The Solid-gold Roller Coaster
In the volatile collectibles market, Jim Halperin and Alan Hershon stayed ahead by learning how to react to rapid change.
Just before Christmas of 1979, 27-year-old Jim Halperin, chairman and founder of New England Rare Coin Galleries Inc., was in high spirits. His young company was about to wrap up a record-breaking year -- $22 million in revenues, $1.6 million in net profits. The market for coins and other collectibles was booming, and Halperin had seen his company's sales rise by 1,275% in only four years. How fast, he wondered, could the business grow in 1980?
Looking for answers, Halperin convened a meeting of his five department heads in an office in New England Rare Coin's Boston headquarters. One by one, his managers tossed out revenue projections for retail coin sales, financial services, investment portfolios, auctions, and other parts of the business. When they finished, Halperin tallied up the numbers. With a broad smile, he announced that New England Rare Coin's revenues should hit $48 million in 1980.
For Alan Hershon, the company's newly hired vice-president of operations, the meeting was as much a revelation as the numbers. "In 15 minutes we had our budget for 1980," he remembers. "That threw me. I came from public accounting, where putting together a budget takes weeks."
Hershon soon discovered that he'd stumbled into a company growing so fast that it bred a special kind of rapid-fire decision-making. "Jim's a trader at heart; he trades coins and that's how he became rich in the first place. So his philosophy is you make a decision assuming it may be right or wrong, but you make it in two seconds," Hershon says. "Then you're immediately open to whether it's right or wrong, and you adjust accordingly."

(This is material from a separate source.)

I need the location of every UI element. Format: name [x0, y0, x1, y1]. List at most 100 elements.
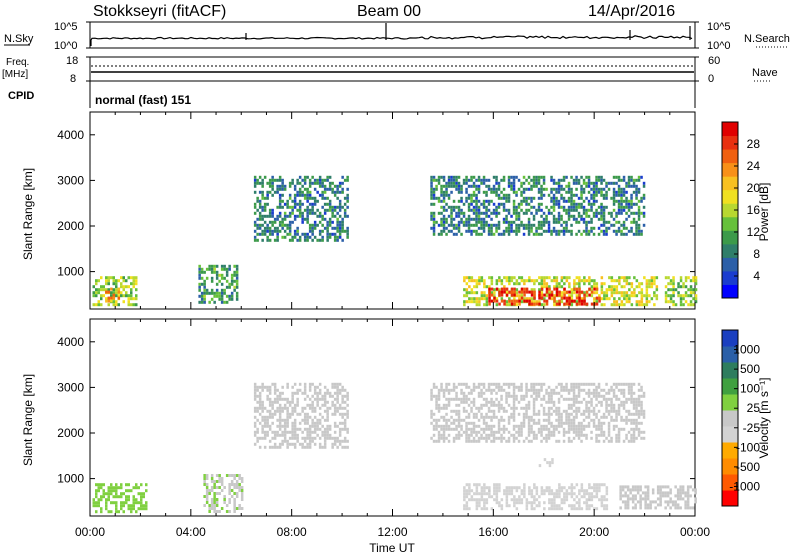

Hershon had never seen anything quite like the frenzy that engulfed New England Rare Coin in 1980. The company's traders -- especially Halperin -- seemed to have a Midas touch that year. The company unrolled innovative new programs, hosted coin auctions, and sent buyers rushing overseas to build up inventories. New offices were opened in Beverly Hills and Palm Beach as part of a "coast-to-coast expansion." And a slew of eager young staffers were added to the payroll. Much of Hershon's time was spent simply helping Halperin think of new ways to spend the money that kept pouring in at a rate of almost a million dollars a week.
The growth brought with it a certain amount of turmoil. "We didn't return phone calls," Hershon recalls. "We were so busy, salesmen on commission lost the incentive to go out and do extra business." Reports, policy making, and office systems fell by the wayside in the attempt to keep up with the staggering volume of sales.

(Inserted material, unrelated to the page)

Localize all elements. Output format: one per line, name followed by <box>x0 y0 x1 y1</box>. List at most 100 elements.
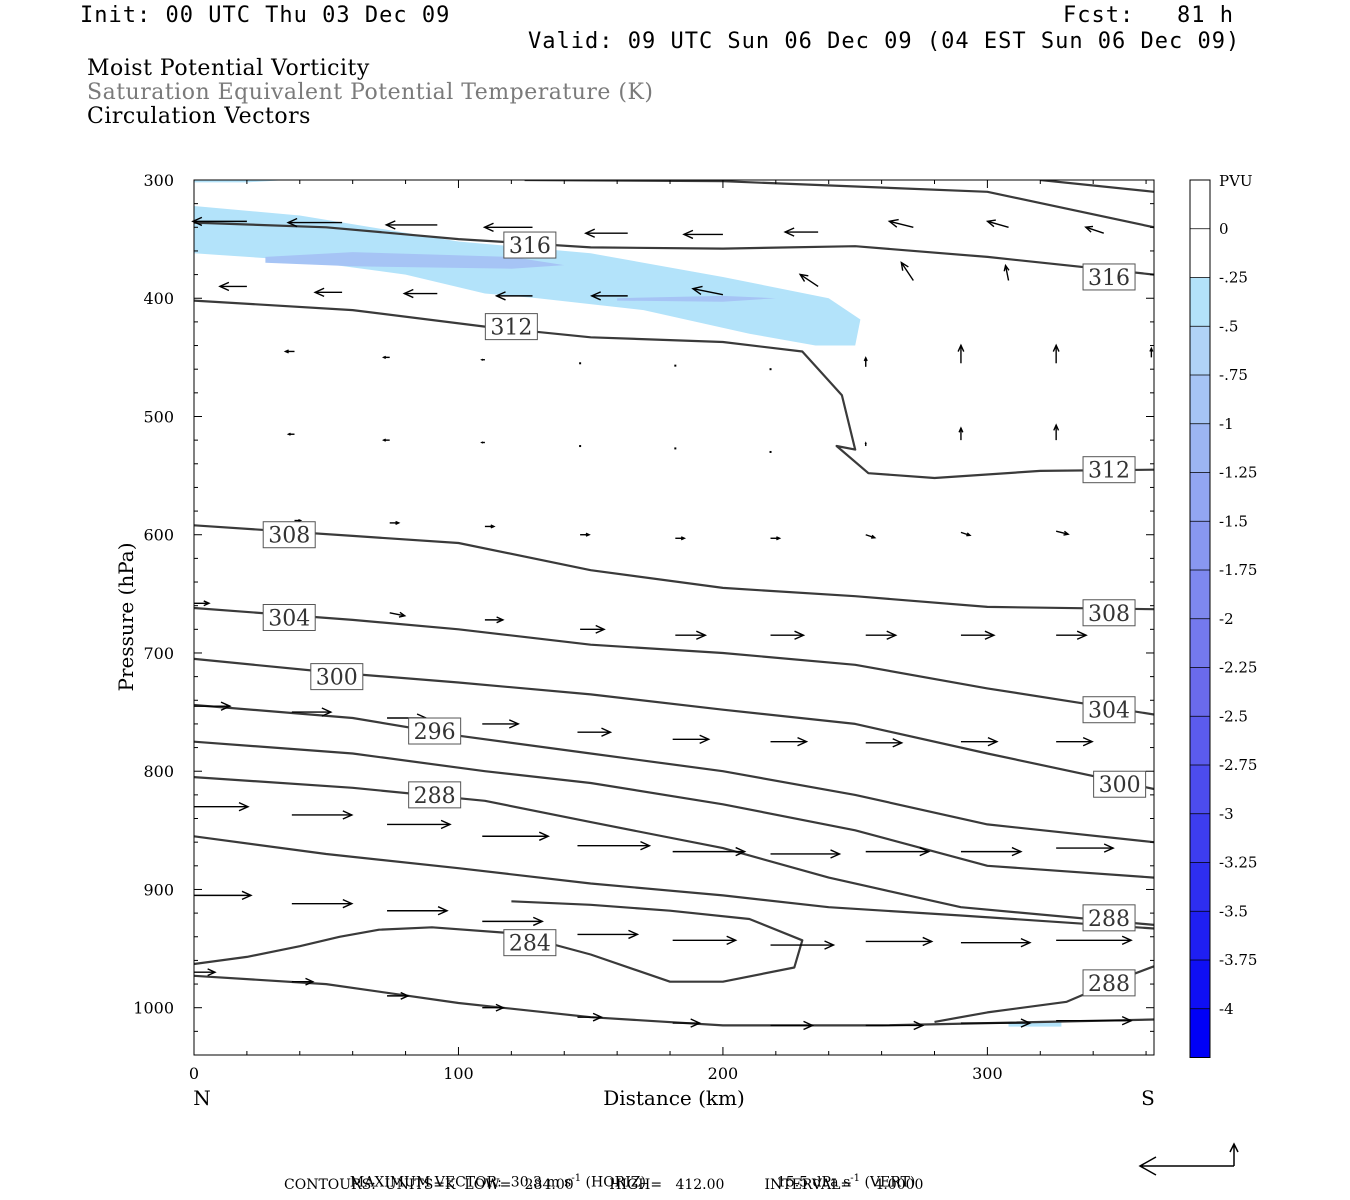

By the end of the year, though, Hershon realized that Halperin's casual projections had been almost exactly on target: New England Rare Coin's revenues for the year were $48,997,000.
Flush with success, Halperin decided to call another pre-Christmas planning session to talk about the company's growth prospects for 1981. "We'd just had an enormous year," Hershon says. "We'd made an unbelievable amount of money. We didn't even know what to do with it. We sat around in a circle, maybe for an hour and a half this time, asking everyone, 'How much can you do?' The number came out to $75 million."

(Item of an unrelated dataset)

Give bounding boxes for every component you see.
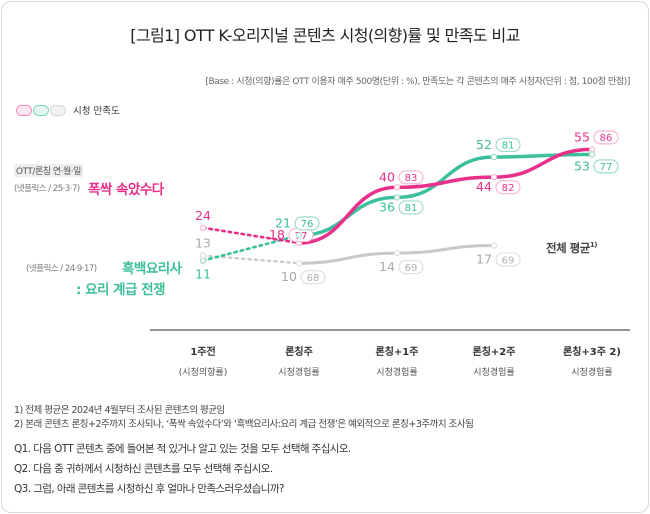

With the promise of a $75-million year, Halperin and Hershon began 1981 by expanding New England Rare Coin's advertising budget, staff, and operating expenses. But within a few months, it became evident that the rare coin market had come off one of i ts roller-coaster peaks, and was now plunging -- along with the company -- into a crash.
In fact, there had been warning signs late in 1980, but no one in the company had paid attention. "If you had been looking at it from the outside, you would have known it was time to stop spending money," Hershon concedes, "but I don't think we knew. You could see the numbers were smaller, but we'd been on a roll. How could we know that things weren't going to turn?"
The company's managers were mostly in their twenties and early thirties; they had never seen a serious collapse. "We felt that spending money was going to turn things," Hershon adds. "It was a combination of thinking we could do it, and just hoping that it was going to change. Because we didn't want to admit that it wasn't."
Bit by bit, Halperin and Hershon reluctantly trimmed back their revenue projections -- first to $45 million, then to $40 million, then to $35 million. Finally, they faced the truth: They'd be lucky if revenues for 1981 broke $25 million, only half of what the company brought in during 1980.
The miscalculations, they realized, wouldn't necessarily be fatal: Hershon had squirreled away a hefty reserve fund for taxes. "But we were spending like a $75-million business, and bringing in $25 million. Well, at some point those lines cross."
Clearly, the time had come to map an orderly retreat before the company's business turned into a rout. In the 13 years since he had launched New England Rare Coin, Halperin had weathered a few of the industry 's notorious boom-and-bust cy cles, but never a crisis as severe as this one. Moreover, the personal stakes were high: Halperin was New England Rare Coin's sole owner, and both his wealth and his reputation were closely tied to the company's fate.